Jean leaned towards Will and stroked his shoulders.
“Oh, you’re so knowledgeable. I’ve missed you since you’ve died. I just wish we could be together again…”
He blushed slightly before turning to her.
“Hands off, bitch! He’s mine!” yelled Lucy.
“Don’t worry, we can both have him,” said Jean.
Will turned and ran for the nearest oak door, wishing to be somewhere safe. He slammed the door behind him, knowing that the two crazed girls could not follow.
Will had stumbled into a room which was just made of grey bricks. The floor had grey bricks. The ceiling had grey bricks. There were no windows, just the one door he had stumbled in through. Oh, and a half-naked Dave.
“A-a-am I interrupting something?” stammered Will.
“No. Not a thing,” Dave lied. In truth, being chased by a crazed Mia had left him with nothing but a stronger desire to get out of this afterlife than before. “I want to fucking get out of here.”
“Oh. Uh, right. Maybe you could if you knew any oak doors on the surface. You’d become mortal again, if you weren’t wearing any robes though. Don’t you want to find your friends first?”
The oak door burst open. It was Jean and Lucy.
“Ha,” Jean chortled. “I knew if I asked the door to take me to you, it would!”
“Wait. So you’re telling me that these oak doors can open at any other oak door?” Dave groaned.
“Yes,” whispered the Meowth pokémorph, shying away.
The Church of Holy Truth had dragged Katherine, Jack and Gabriel down into a large prison cell. They had been locked away.
“You’ll never get out,” muttered the man in the crimson robes. “These doors are made of pine!”
The trio panicked. What would they ever do? That door was made of solid pine. The man in crimson robes sneered at them through the pine bars of the prison cell. They sat there for what felt like hours, praying that by some stroke of luck, they’d be able to escape.

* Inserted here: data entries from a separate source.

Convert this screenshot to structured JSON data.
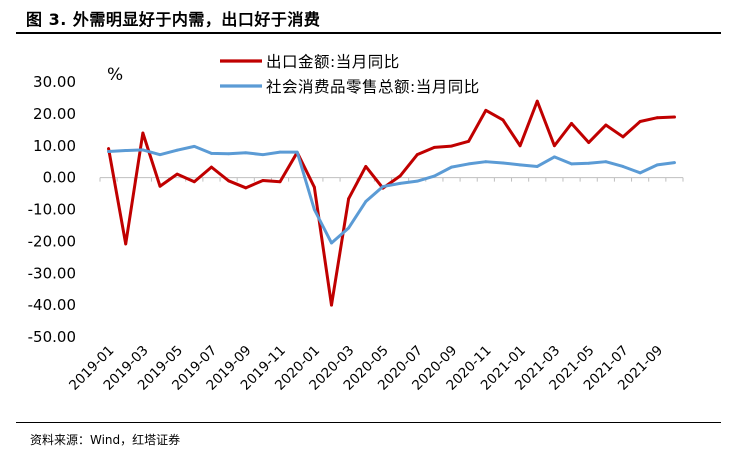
{
  "figure": {
    "title": "图 3. 外需明显好于内需，出口好于消费",
    "source": "资料来源：Wind，红塔证券"
  },
  "chart_data": {
    "type": "line",
    "unit": "%",
    "ylim": [
      -50,
      30
    ],
    "yticks": [
      "30.00",
      "20.00",
      "10.00",
      "0.00",
      "-10.00",
      "-20.00",
      "-30.00",
      "-40.00",
      "-50.00"
    ],
    "ytick_values": [
      30,
      20,
      10,
      0,
      -10,
      -20,
      -30,
      -40,
      -50
    ],
    "x": [
      "2019-01",
      "2019-02",
      "2019-03",
      "2019-04",
      "2019-05",
      "2019-06",
      "2019-07",
      "2019-08",
      "2019-09",
      "2019-10",
      "2019-11",
      "2019-12",
      "2020-01",
      "2020-02",
      "2020-03",
      "2020-04",
      "2020-05",
      "2020-06",
      "2020-07",
      "2020-08",
      "2020-09",
      "2020-10",
      "2020-11",
      "2020-12",
      "2021-01",
      "2021-02",
      "2021-03",
      "2021-04",
      "2021-05",
      "2021-06",
      "2021-07",
      "2021-08",
      "2021-09",
      "2021-10"
    ],
    "xtick_labels": [
      "2019-01",
      "2019-03",
      "2019-05",
      "2019-07",
      "2019-09",
      "2019-11",
      "2020-01",
      "2020-03",
      "2020-05",
      "2020-07",
      "2020-09",
      "2020-11",
      "2021-01",
      "2021-03",
      "2021-05",
      "2021-07",
      "2021-09"
    ],
    "grid": false,
    "legend_position": "top-center",
    "series": [
      {
        "name": "出口金额:当月同比",
        "color": "#c00000",
        "values": [
          9.1,
          -20.8,
          14.0,
          -2.7,
          1.1,
          -1.3,
          3.3,
          -1.0,
          -3.2,
          -0.9,
          -1.3,
          7.9,
          -3.0,
          -40.0,
          -6.6,
          3.5,
          -3.3,
          0.5,
          7.2,
          9.5,
          9.9,
          11.4,
          21.1,
          18.1,
          10.0,
          24.0,
          10.0,
          17.0,
          11.0,
          16.5,
          12.8,
          17.6,
          18.8,
          19.0
        ]
      },
      {
        "name": "社会消费品零售总额:当月同比",
        "color": "#5b9bd5",
        "values": [
          8.2,
          8.5,
          8.7,
          7.2,
          8.6,
          9.8,
          7.6,
          7.5,
          7.8,
          7.2,
          8.0,
          8.0,
          -10.0,
          -20.5,
          -15.8,
          -7.5,
          -2.8,
          -1.8,
          -1.1,
          0.5,
          3.3,
          4.3,
          5.0,
          4.6,
          4.0,
          3.5,
          6.5,
          4.3,
          4.5,
          5.0,
          3.5,
          1.5,
          4.0,
          4.7
        ]
      }
    ]
  }
}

The oak door leading down to the cells burst open pouring out Dave followed by Jean, then Lucy and finally Will, slamming the door behind them.
“Oh my goodness!” cried Will. “That door is made of pine!”
Dave sighed, stepping back through the oak door, threw ample amounts of sand into the cell chambers. He reappeared with another handful of sand, throwing it through the bars in to Gabriel’s face. Gabriel sneezed with considerable force, letting out a burst of embers. The pine door caught alight.
“Oh. Fire,” Will whispered as he turned a bright shade of scarlet. Crimson-robes despaired over the loss of his pine gates. “I can’t come back with you. I’m sorry. I’ve been dead for too long. It was nice seeing everyone again. I’m sure Mia would have felt the same way…”
Dave shook his head, solemnly.
“I know just how Mia felt about the situation.”
The group, minus Will, stepped through the oak door for one final time.
“Quick, burn it!” yelled everyone at Gabriel. He inhaled and let out an almighty flamethrower, burning the once beautiful oak door to little more than a pile of grey ash.
“Where have you guys been?” Peter said. He’d been sitting on the sofa in Dave’s living room for a couple of hours now. The entire group turned to face him, glaring.
“Peter! How on earth did you get here!” yelled Katherine. Shuffling uncomfortably on the leather sofa, Peter looked up at his elder sister with wide and innocent eyes.
“I walked back through the oak door, wishing I were home again!”